Shot Clock

BY PENELOPE HUNTER-STIEBEL

This clock haunted me from the first time I saw it. If I had been in an art museum or gallery, I would have interpreted its gaping bullet hole as an artist’s anguished gesture of protest against the inexorable passage of time. But seeing it in Telling New Mexico, the long-term core exhibition of New Mexico History Museum, the clock drew me into its backstory.

The tiny initials S T in Gothic script on the dial and an elaborate set of instructions on a paper label that I later discovered inside its oak case identify it as a clock made by the Seth Thomas Clock Company. The Connecticut firm supplied many such devices to railroad companies, the most famous being the four-sided clock that is still the centerpiece of New York’s Grand Central Station.

The museum’s clock originally hung in the waiting room of the depot of the El Paso and Southwestern System, built around 1902 in the small town of Columbus, New Mexico, on the Mexican border.

In the early hours of March 9, 1916, a troop under the command of the famed Mexican revolutionary Pancho Villa crossed the border to raid the town and its nearby army cavalry camp for much-needed supplies. As gunfire broke out, a bullet pierced the railroad depot clock and severed its pendulum, stopping the works at precisely 4:12 a.m. When dawn came, some eighteen residents and soldiers lay dead along with over a hundred Villistas, but the rest of the troop had ridden off.

The United States retaliated with a massive force of 10,000 soldiers headed by General John “Black Jack” Pershing, penetrating 420 miles into Mexico in pursuit of the charismatic Mexican general.

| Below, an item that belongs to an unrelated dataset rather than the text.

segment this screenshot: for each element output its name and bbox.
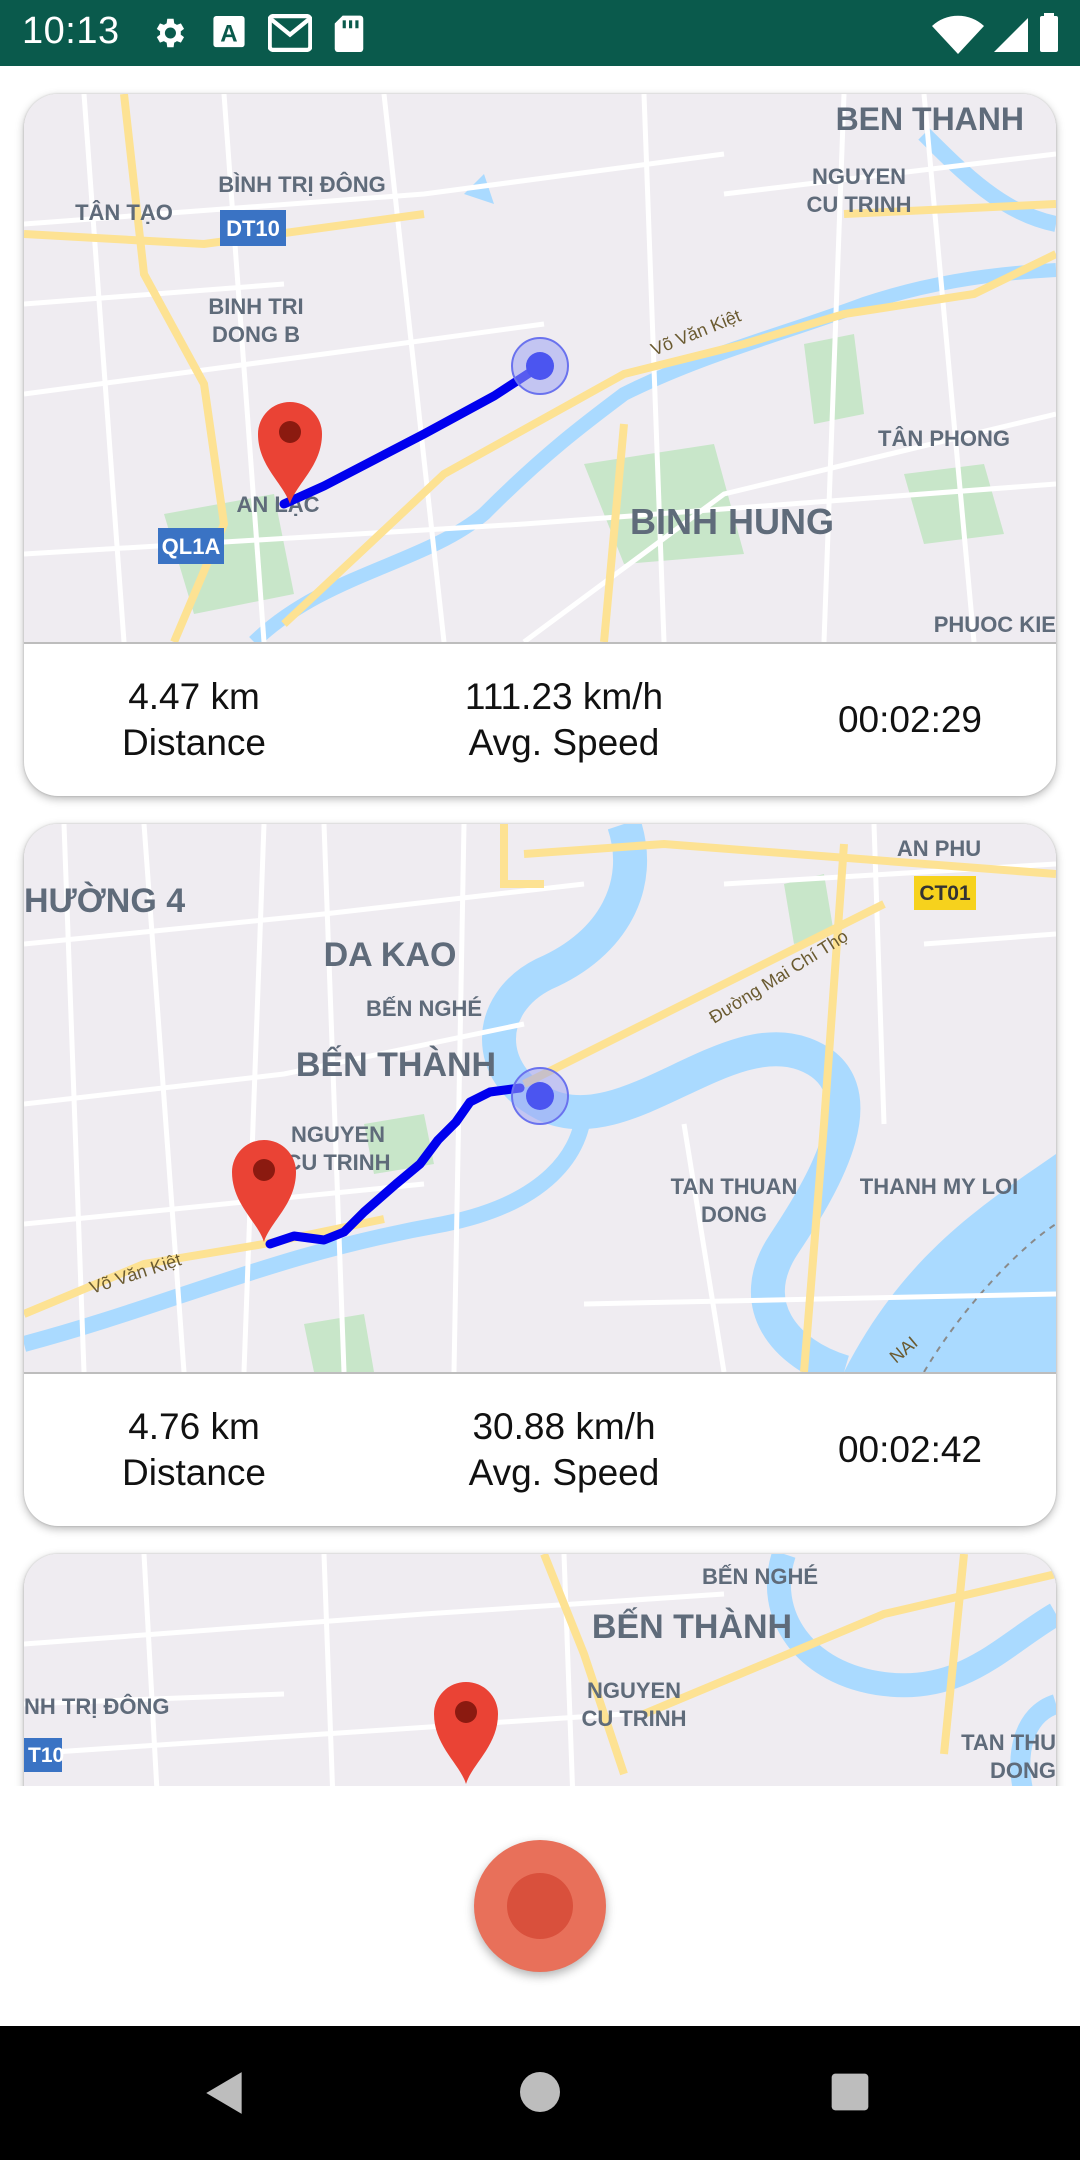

Revered as “The Lion of the North,” Villa evaded capture in the desert mountains of his native Chihuahua, but the fruitless chase offered Pershing an opportunity to test the latest advances in mechanized warfare with automotive vehicles and even airplanes, which would soon be used in World War I.

Just ten days after the raid, the stationmaster, Lewis Turner Jaggers, who had escaped harm with his family in their upstairs quarters at the depot, wrote his superintendent asking for permission to keep the stopped clock as a personal souvenir. It was his daughters who donated “what had been a matter of pride and a conversation piece in our family” to the Museum of New Mexico in 1996.

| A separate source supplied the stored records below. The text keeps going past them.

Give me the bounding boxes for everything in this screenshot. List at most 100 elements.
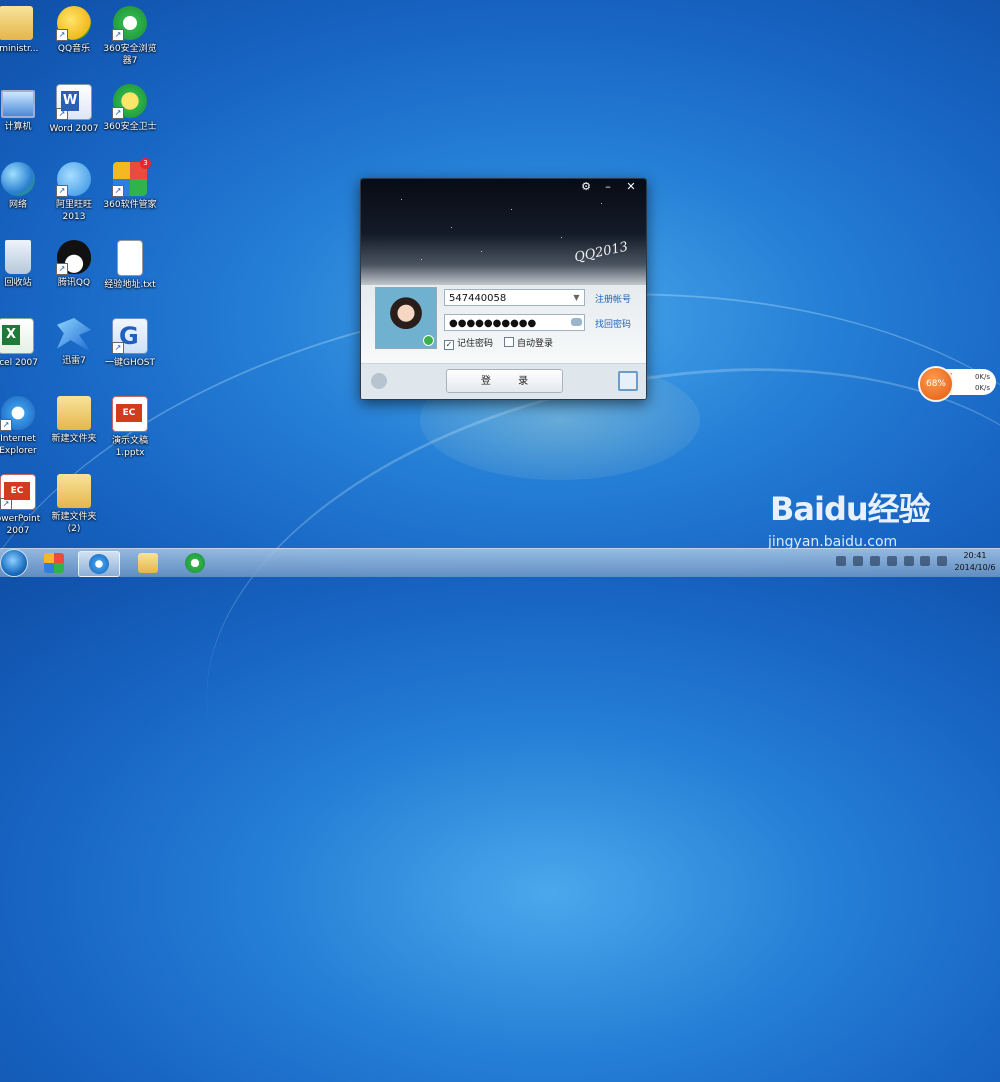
recover-password-link[interactable]: 找回密码 [595,317,631,330]
desktop-icon-new-folder[interactable]: 新建文件夹 [44,396,104,445]
network-speed-widget[interactable]: ↑ 0K/s ↓ 0K/s 68% [918,366,998,402]
desktop-icon-recycle-bin[interactable]: 回收站 [0,240,48,289]
expand-tray-icon[interactable] [852,556,863,566]
account-value: 547440058 [449,293,507,304]
usb-icon[interactable] [869,556,880,566]
icon-label: Internet Explorer [0,434,37,456]
desktop-icon-qq[interactable]: ↗ 腾讯QQ [44,240,104,289]
signal-icon[interactable] [903,556,914,566]
desktop-icon-ghost[interactable]: ↗ 一键GHOST [100,318,160,369]
taskbar-file-explorer[interactable] [128,551,168,575]
system-clock[interactable]: 20:41 2014/10/6 [950,550,1000,574]
qq-icon: ↗ [56,240,91,275]
browser-360-icon: ↗ [112,6,147,41]
qq-signature-logo: QQ2013 [572,239,629,266]
network-icon [1,162,35,196]
settings-icon[interactable]: ⚙ [575,179,597,194]
qq-login-window: QQ2013 ⚙ – ✕ 547440058 ▼ 注册帐号 ●●●●●●●●●●… [360,178,647,400]
icon-label: xcel 2007 [0,358,38,368]
clock-time: 20:41 [963,551,987,560]
icon-label: 迅雷7 [62,356,86,366]
shortcut-arrow-icon: ↗ [112,342,124,354]
excel-icon [0,318,34,354]
keyboard-icon[interactable] [571,318,582,326]
minimize-button[interactable]: – [597,179,619,194]
login-footer: 登 录 [361,363,646,399]
browser-360-icon [185,553,205,573]
powerpoint-icon: ↗ [0,474,36,510]
shortcut-arrow-icon: ↗ [56,185,68,197]
taskbar: 20:41 2014/10/6 [0,548,1000,577]
desktop-icon-xunlei[interactable]: 迅雷7 [44,318,104,367]
auto-login-checkbox[interactable]: 自动登录 [504,336,553,349]
download-speed: 0K/s [974,384,990,392]
icon-label: 360软件管家 [103,200,157,210]
network-icon[interactable] [886,556,897,566]
icon-label: 新建文件夹 [51,434,97,444]
shortcut-arrow-icon: ↗ [0,498,12,510]
icon-label: QQ音乐 [57,44,91,54]
remember-password-checkbox[interactable]: ✓ 记住密码 [444,336,493,350]
internet-explorer-icon: ↗ [0,396,35,431]
login-button[interactable]: 登 录 [446,369,563,393]
action-center-icon[interactable] [937,556,948,566]
desktop-icon-aliwangwang[interactable]: ↗ 阿里旺旺 2013 [44,162,104,223]
desktop-icon-computer[interactable]: 计算机 [0,84,48,133]
desktop-icon-360-browser[interactable]: ↗ 360安全浏览 器7 [100,6,160,67]
memory-usage-circle[interactable]: 68% [918,366,954,402]
register-account-link[interactable]: 注册帐号 [595,292,631,305]
volume-icon[interactable] [920,556,931,566]
keyboard-icon[interactable] [836,556,846,566]
desktop-icon-360-software-manager[interactable]: 3 ↗ 360软件管家 [100,158,160,211]
taskbar-internet-explorer[interactable] [78,551,120,577]
desktop-icon-network[interactable]: 网络 [0,162,48,211]
clock-date: 2014/10/6 [954,563,996,572]
desktop-icon-presentation[interactable]: 演示文稿 1.pptx [100,396,160,459]
desktop-icon-word[interactable]: ↗ Word 2007 [44,84,104,135]
avatar[interactable] [375,287,437,349]
icon-label: 网络 [8,200,27,210]
taskbar-360-browser[interactable] [175,551,215,575]
close-button[interactable]: ✕ [620,179,642,194]
multi-account-icon[interactable] [371,373,387,389]
password-input[interactable]: ●●●●●●●●●● [444,314,585,331]
desktop-icon-qqmusic[interactable]: ↗ QQ音乐 [44,6,104,55]
icon-label: 360安全卫士 [103,122,157,132]
qqmusic-icon: ↗ [56,6,91,41]
qr-code-icon[interactable] [618,371,638,391]
computer-icon [1,90,35,118]
star [561,237,562,238]
desktop-icon-text-file[interactable]: 经验地址.txt [100,240,160,291]
account-input[interactable]: 547440058 ▼ [444,289,585,306]
shortcut-arrow-icon: ↗ [56,108,68,120]
shortcut-arrow-icon: ↗ [112,107,124,119]
chevron-down-icon[interactable]: ▼ [569,290,584,305]
folder-icon [0,6,33,40]
folder-icon [57,396,91,430]
checkbox-label: 记住密码 [457,339,494,349]
ghost-icon: ↗ [112,318,148,354]
icon-label: 计算机 [4,122,32,132]
desktop-icon-administrator[interactable]: dministr... [0,6,46,55]
checkbox-checked: ✓ [444,340,454,350]
taskbar-windows-explorer-app[interactable] [34,551,74,575]
text-file-icon [117,240,143,276]
desktop-icon-new-folder-2[interactable]: 新建文件夹 (2) [44,474,104,535]
desktop-icon-excel[interactable]: x cel 2007 [0,318,46,369]
folder-icon [57,474,91,508]
recycle-bin-icon [5,240,31,274]
login-banner: QQ2013 ⚙ – ✕ [361,179,646,289]
online-status-icon [423,335,434,346]
desktop-icon-internet-explorer[interactable]: ↗ Internet Explorer [0,396,48,457]
shortcut-arrow-icon: ↗ [56,263,68,275]
software-manager-icon: 3 ↗ [112,158,151,197]
notification-badge: 3 [140,158,151,169]
desktop-icon-powerpoint[interactable]: ↗ owerPoint 2007 [0,474,48,537]
aliwangwang-icon: ↗ [56,162,91,197]
system-tray [836,556,951,570]
password-value: ●●●●●●●●●● [449,318,537,329]
desktop-icon-360-guard[interactable]: ↗ 360安全卫士 [100,84,160,133]
start-button[interactable] [0,549,28,577]
icon-label: owerPoint 2007 [0,514,41,536]
icon-label: 360安全浏览 器7 [103,44,157,66]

The depot building is now the Columbus History Museum, and the site of the military camp is Pancho Villa Park. Every March 9 for the past fourteen years, the town has commemorated the raid with a celebration of international friendship, featuring a cavalcade of Mexican and US horsemen from the border. But for thousands of visitors to the History Museum in Santa Fe, its unforgettable witness is the clock, stopped by a bullet, that bears eloquent testament to the early morning hour when time paused to put Columbus, New Mexico, on the map of history.

Penelope Hunter-Stiebel was a curator at the Metropolitan Museum of Art and the Portland Art Museum before settling in Santa Fe. Her essays on the furniture that Jesse Nusbaum and Sam Hudelson created for the New Mexico Museum of Art appeared in the spring 2013 issue of El Palacio. With this first installment of “Why This?” she inaugurates a regular column for the magazine.